The study also found that the desire to match increasing income from raises with a better lifestyle, that is, with more consumption, is common among those saving for retirement.

“The income rise quickly becomes part of your expenses, and you’re back to living, for many people, paycheck to paycheck,” says Steve Wendel, co-author of the report. “While the expenses leave a lasting trail, the happiness from those changes in your lifestyle often don’t. They become part of the furniture of your life, and you just don’t notice them after a while anymore.”

The report, “More Money, More Problems: How to Keep a Bigger Paycheck From Spoiling Retirement,” urges workers to get in the habit of saving a larger portion of their additional income from raises to help mitigate the negative impact of “lifestyle creep” on retirement.

This is easier said than done. Most workers over time accept additional expenses from their elevated lifestyle and maintain the same percentage rate of savings prior to the raise.

The difficulty presented by lifestyle creep is that individuals may maintain a constant savings rate, prior to and after the raise, but that still will be insufficient to fund for their elevated lifestyle in retirement.

The report notes: “Savings rates … generally need to increase in both relative and absolute terms to account for new retirement needs once a person’s lifestyle adjusts to the additional income, but many people don’t do that.”

The study used data from the Survey of Consumer Finance to determine how much of a 5% raise would need to be saved to match pre- and post-raise retirement standards.
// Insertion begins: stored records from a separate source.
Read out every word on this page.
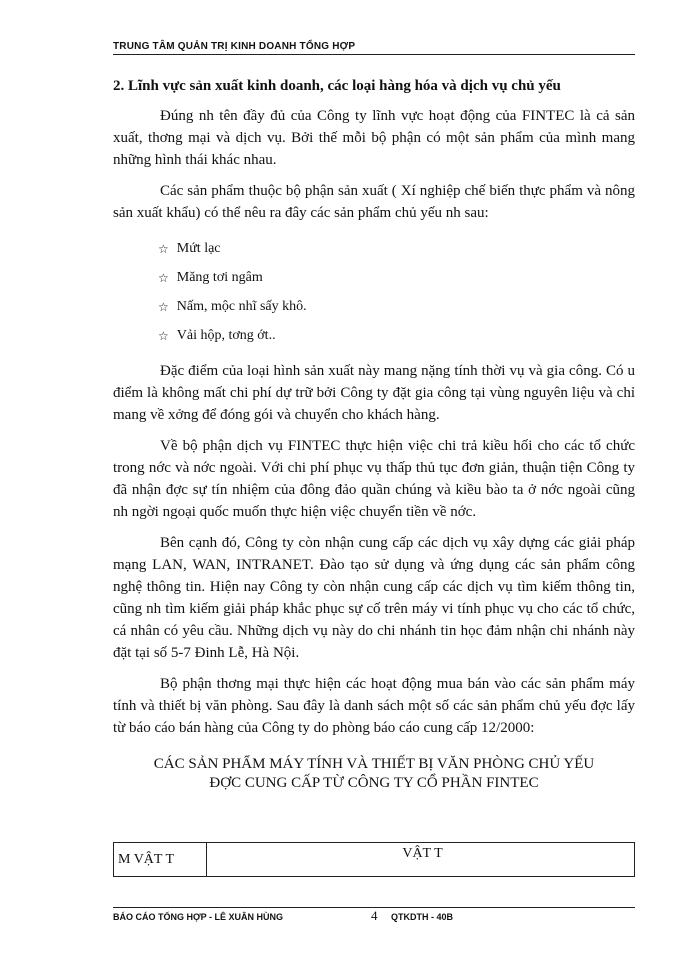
TRUNG TÂM QUẢN TRỊ KINH DOANH TỔNG HỢP
2. Lĩnh vực sản xuất kinh doanh, các loại hàng hóa và dịch vụ chủ yếu

Đúng nh tên đầy đủ của Công ty lĩnh vực hoạt động của FINTEC là cả sản xuất, thơng mại và dịch vụ. Bởi thế mỗi bộ phận có một sản phẩm của mình mang những hình thái khác nhau.

Các sản phẩm thuộc bộ phận sản xuất ( Xí nghiệp chế biến thực phẩm và nông sản xuất khẩu) có thể nêu ra đây các sản phẩm chủ yếu nh sau:

☆ Mứt lạc
☆ Măng tơi ngâm
☆ Nấm, mộc nhĩ sấy khô.
☆ Vải hộp, tơng ớt..

Đặc điểm của loại hình sản xuất này mang nặng tính thời vụ và gia công. Có u điểm là không mất chi phí dự trữ bởi Công ty đặt gia công tại vùng nguyên liệu và chỉ mang về xởng để đóng gói và chuyển cho khách hàng.

Về bộ phận dịch vụ FINTEC thực hiện việc chi trả kiều hối cho các tổ chức trong nớc và nớc ngoài. Với chi phí phục vụ thấp thủ tục đơn giản, thuận tiện Công ty đã nhận đợc sự tín nhiệm của đông đảo quần chúng và kiều bào ta ở nớc ngoài cũng nh ngời ngoại quốc muốn thực hiện việc chuyển tiền về nớc.

Bên cạnh đó, Công ty còn nhận cung cấp các dịch vụ xây dựng các giải pháp mạng LAN, WAN, INTRANET. Đào tạo sử dụng và ứng dụng các sản phẩm công nghệ thông tin. Hiện nay Công ty còn nhận cung cấp các dịch vụ tìm kiếm thông tin, cũng nh tìm kiếm giải pháp khắc phục sự cố trên máy vi tính phục vụ cho các tổ chức, cá nhân có yêu cầu. Những dịch vụ này do chi nhánh tin học đảm nhận chi nhánh này đặt tại số 5-7 Đinh Lễ, Hà Nội.

Bộ phận thơng mại thực hiện các hoạt động mua bán vào các sản phẩm máy tính và thiết bị văn phòng. Sau đây là danh sách một số các sản phẩm chủ yếu đợc lấy từ báo cáo bán hàng của Công ty do phòng báo cáo cung cấp 12/2000:

CÁC SẢN PHẨM MÁY TÍNH VÀ THIẾT BỊ VĂN PHÒNG CHỦ YẾU
ĐỢC CUNG CẤP TỪ CÔNG TY CỔ PHẦN FINTEC
M VẬT T	VẬT T
BÁO CÁO TỔNG HỢP - LÊ XUÂN HÙNG	4 QTKDTH - 40B
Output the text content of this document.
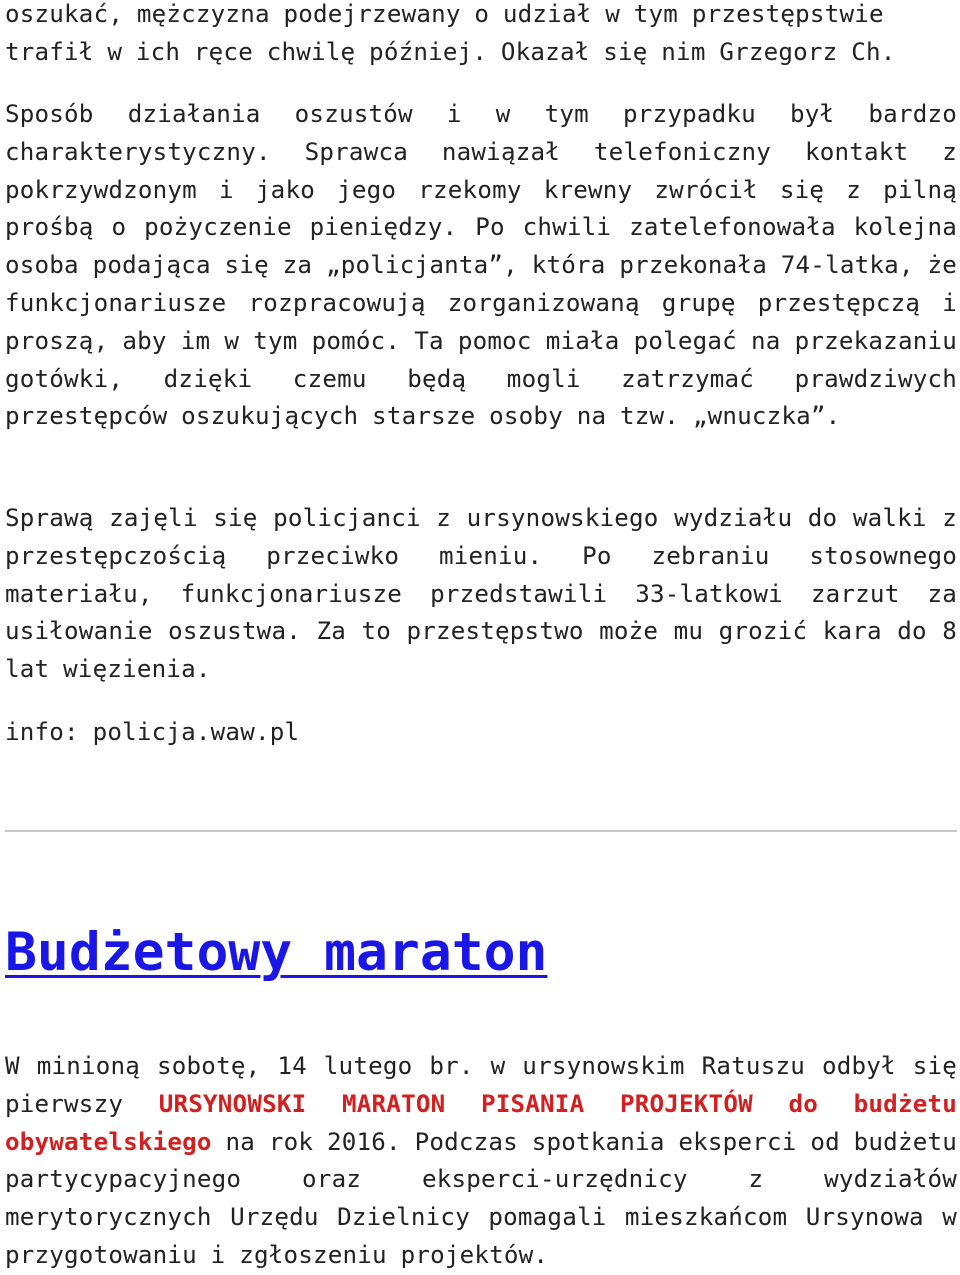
oszukać, mężczyzna podejrzewany o udział w tym przestępstwie trafił w ich ręce chwilę później. Okazał się nim Grzegorz Ch.

Sposób działania oszustów i w tym przypadku był bardzo charakterystyczny. Sprawca nawiązał telefoniczny kontakt z pokrzywdzonym i jako jego rzekomy krewny zwrócił się z pilną prośbą o pożyczenie pieniędzy. Po chwili zatelefonowała kolejna osoba podająca się za „policjanta”, która przekonała 74-latka, że funkcjonariusze rozpracowują zorganizowaną grupę przestępczą i proszą, aby im w tym pomóc. Ta pomoc miała polegać na przekazaniu gotówki, dzięki czemu będą mogli zatrzymać prawdziwych przestępców oszukujących starsze osoby na tzw. „wnuczka”.

Sprawą zajęli się policjanci z ursynowskiego wydziału do walki z przestępczością przeciwko mieniu. Po zebraniu stosownego materiału, funkcjonariusze przedstawili 33-latkowi zarzut za usiłowanie oszustwa. Za to przestępstwo może mu grozić kara do 8 lat więzienia.

info: policja.waw.pl

Budżetowy maraton

W minioną sobotę, 14 lutego br. w ursynowskim Ratuszu odbył się pierwszy URSYNOWSKI MARATON PISANIA PROJEKTÓW do budżetu obywatelskiego na rok 2016. Podczas spotkania eksperci od budżetu partycypacyjnego oraz eksperci-urzędnicy z wydziałów merytorycznych Urzędu Dzielnicy pomagali mieszkańcom Ursynowa w przygotowaniu i zgłoszeniu projektów.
The purpose of the model was to determine the additional cumulative amount that needed to be saved to fund the new, more expensive, retirement lifestyles.

The findings suggest that older workers should save more to keep up with their escalating standards of living, regardless of how much they have saved already. One aspect of this analysis is self-evident, as it is a question of simple arithmetic.

The older an individual is the less time he has to play catch up in terms of achieving the necessary rate of savings required to fund an enhanced retirement lifestyle. Additionally, the shorter years to retirement diminishes the compounding period, or number of years to post annual returns or growth in an individual’s investment portfolio

The graph below illustrates the results of the study between three test groups: those who are well funded, average funded and well-funded. The graph shows the percentage of an individual’s raise that needs to be saved to match the heightened standard of living the raise brings, with the expected standard of living in retirement.

Achieving your savings goals

The study presents three guidelines to help savers determine how much of a raise should be saved to insure they secure their goal of maintaining in retirement the standard of living to which they have been accustomed.

  • Spend twice the number of years to retirement. If you are going to retire in 10 years, you should spend 20% of your raise and save the remaining 80% for retirement.
  • Save your current age, as a percent of the raise received: If you’re 50, you should save 50% of the raise.
  • Save at a minimum, 33% of your raise: If your take-home pay increased by $1,000, you should save $333 of that new income for retirement.

The effectiveness of each of the three rules is depicted in the graph below.


As the chart shows, rule number one “spend twice your years to retirement” had the highest success rate across all age groups. The “save your current age rule” is effective until age 45, then it drops significantly thereafter.

Rule three, “save 33% of your raise” begins to decline in effectiveness at approximately age 35.